YouTube and Brand Safety

In 2017, brand safety became one of the biggest buzzwords in digital marketing. YouTube has found itself in a less-than-ideal situation with a growing number of brands pulling their ads from the platform for appearing next to offensive content. Even when using a block list, it is difficult to make sure all offensive content is included, especially on a platform like YouTube, which heavily relies on users tagging their videos correctly. Additionally, users who are uploading offensive content are becoming more creative when it comes to tagging their videos in order to get past Google’s algorithm and keep the content live. In addition to these videos staying live, they are also passing Google’s qualifications for montinazation. YouTube’s most recent miss comes from a Britain's Times report which discovered ads for major brands appearing on clips of exploited children. Upon further investigation, the Times found that the content was easily searchable and matching terms even came up in the search prediction bar (a feature which has since been disabled).  

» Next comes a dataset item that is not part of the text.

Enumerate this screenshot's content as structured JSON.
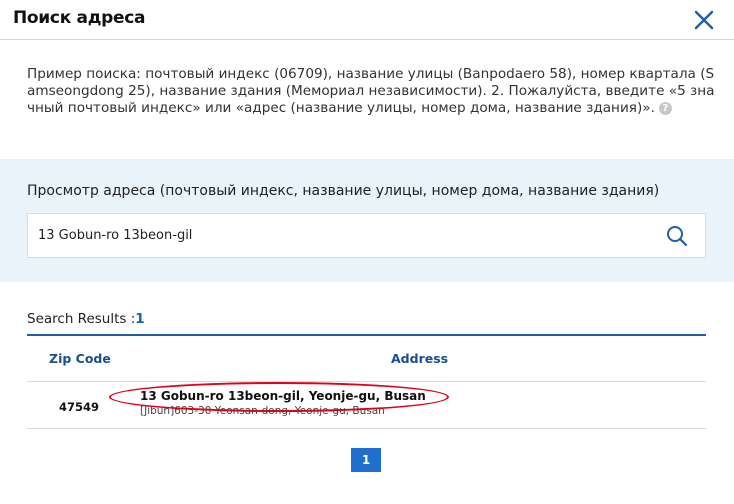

As a result of this recent misstep, YouTube is hiring 10,000 people to review content that may be in violation of YouTube’s policies. In addition to ads appearing next to inappropriate content, the social media platform has had issues with content containing profanity and violence in it’s kid-friendly section of the platform. YouTube is also rolling out new comment moderation tools to further help cut down on abuse and trolls.

Youtube homepage displayed on a monitor

Even with these additional safeguards being rolled out, only days into 2018 there has been another content scandal on the platform. Popular YouTube vlogger Logan Paul, recently filmed in a forest in Japan known for the amount of suicide attempts that take place there. While filming he came upon a victim, filmed it, and then uploaded the video to his channel (demonetized) with the intention of raising awareness. However, the manner of his behavior in the video, as well as his young fan base, left many users in shock that this would be uploaded. After receiving a lot of criticism, Paul removed the video after 24 hours, posted a written apology to his Twitter account, and uploaded an apology video to his YouTube channel. Upon further investigation, it has been confirmed that the video was in fact reported and manually reviewed by YouTube and deemed appropriate to stay live on the site.

The Logan Paul incident has some brands questioning the safety of influencer marketing especially since the new medium is expected to consume an even larger amount of marketing funds than in 2017. While Paul does not represent the majority of influencers on various platforms, it does serve as a reminder to brands to weigh the risk of associating your brand with an influencer and properly vetting who is associated with your brand. Even with Google’s difficult year, it is still the leading platform for digital marketing and the large audience YouTube offers cannot be dismissed.  These are just examples of the controversies that come with the ever-changing platform that brands should be aware of before they start spending their marketing budgets.